Good morning GX Support,

I mapped a BigQuery dataset to a GX Datasource and then I mapped a BigQuery table to a GX Data Asset. Afterward, I added a splitter (yearly, monthly, and daily) to the Data Asset so that I can control what data to fetch via GX Batch Requests based on the interval of the Airflow DAG I’m running.

The problem is that the final request inferred by GX and executed on BigQuery is not optimized to leverage pruning. In a nutshell, I added the splitter by defining as column_name the partition column of the table I’m working with. By doing so, I expect to get a final query that can leverage pruning and load the partition I need only (not the entire table every time) in order to not waste resources. However, the way GX translates the Batch Request to the GoogleSQL dialect is something like this:

CREATE OR REPLACE TABLE `<GX TEMP ID>`
	OPTIONS(
		expiration_timestamp=TIMESTAMP_ADD(
		CURRENT_TIMESTAMP(), INTERVAL 24 HOUR)
	)
	AS SELECT * 
FROM `<NAME OF THE TABLE>` 
WHERE EXTRACT(year FROM `<PARTITION COLUMN>`) = <YEAR> AND EXTRACT(month FROM `<PARTITION COLUMN>`) = <MONTH> AND EXTRACT(day FROM `<PARTITION COLUMN>`) = <DAY>

instead of something like this:

CREATE OR REPLACE TABLE `<GX TEMP ID>`
	OPTIONS(
		expiration_timestamp=TIMESTAMP_ADD(
		CURRENT_TIMESTAMP(), INTERVAL 24 HOUR)
	)
	AS SELECT * 
FROM `<NAME OF THE TABLE>` 
WHERE TIMESTAMP_TRUNC(<PARTITION COLUMN>, DAY) = TIMESTAMP("<YEAR>-<MONTH>-<DAY>")

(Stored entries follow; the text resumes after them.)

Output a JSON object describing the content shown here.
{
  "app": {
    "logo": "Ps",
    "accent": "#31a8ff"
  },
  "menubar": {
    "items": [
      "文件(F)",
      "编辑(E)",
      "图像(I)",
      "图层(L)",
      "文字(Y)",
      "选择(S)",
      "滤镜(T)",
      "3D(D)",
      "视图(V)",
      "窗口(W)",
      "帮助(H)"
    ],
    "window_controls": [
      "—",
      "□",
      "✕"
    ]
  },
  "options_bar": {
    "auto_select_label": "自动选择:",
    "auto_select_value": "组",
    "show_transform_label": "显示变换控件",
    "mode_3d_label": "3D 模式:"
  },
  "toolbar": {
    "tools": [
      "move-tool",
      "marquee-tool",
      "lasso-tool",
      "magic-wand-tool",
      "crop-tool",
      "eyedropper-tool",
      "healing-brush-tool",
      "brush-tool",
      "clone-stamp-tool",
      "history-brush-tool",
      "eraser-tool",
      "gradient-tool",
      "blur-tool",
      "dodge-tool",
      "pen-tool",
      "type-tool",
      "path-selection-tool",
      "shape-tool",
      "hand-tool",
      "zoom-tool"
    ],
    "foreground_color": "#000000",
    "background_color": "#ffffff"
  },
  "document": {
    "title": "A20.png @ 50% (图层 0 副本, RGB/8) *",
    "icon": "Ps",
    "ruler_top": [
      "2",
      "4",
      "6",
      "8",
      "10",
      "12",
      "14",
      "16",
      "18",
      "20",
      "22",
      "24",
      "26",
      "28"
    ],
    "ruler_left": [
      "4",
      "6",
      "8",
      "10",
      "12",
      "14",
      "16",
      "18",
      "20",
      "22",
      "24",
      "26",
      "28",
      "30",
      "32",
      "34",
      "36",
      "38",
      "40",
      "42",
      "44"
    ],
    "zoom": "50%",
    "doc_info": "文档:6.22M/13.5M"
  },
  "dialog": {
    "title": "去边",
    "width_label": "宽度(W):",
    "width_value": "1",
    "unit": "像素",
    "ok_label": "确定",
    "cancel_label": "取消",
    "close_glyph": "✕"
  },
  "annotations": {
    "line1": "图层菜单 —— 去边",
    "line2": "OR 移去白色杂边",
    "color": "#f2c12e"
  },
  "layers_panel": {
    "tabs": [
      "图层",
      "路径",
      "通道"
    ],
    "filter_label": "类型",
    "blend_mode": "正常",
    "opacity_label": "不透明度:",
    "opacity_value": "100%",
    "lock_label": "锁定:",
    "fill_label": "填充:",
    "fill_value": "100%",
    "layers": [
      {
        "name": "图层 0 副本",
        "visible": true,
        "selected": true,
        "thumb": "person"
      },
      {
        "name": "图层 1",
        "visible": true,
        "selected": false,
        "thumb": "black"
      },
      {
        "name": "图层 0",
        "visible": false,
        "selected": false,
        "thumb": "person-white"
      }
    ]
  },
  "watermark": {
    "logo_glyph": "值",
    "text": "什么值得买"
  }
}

In my specific case, the first query processes 33GB while the second would process 130MB.

Is there any chance this is something you’re working on? In case you aren’t, is there another way to address this problem? I want to add some quality checks within my ETL pipeline on the new batch I’m processing without wasting resources (especially considering I’m working with very big tables sometimes).

Thanks in advance.

Hey @lmandruzzato! Thanks for reaching out. Would you be willing to open a GitHub Issue detailing this functionality you’re looking for? That will help us to better review the behavior here.

To keep track of the issue and an eventual solution, I leave here the GitHub Issue link: Optimize BigQuery Batch Requests to fully leverage pruning · Issue #8518 · great-expectations/great_expectations · GitHub.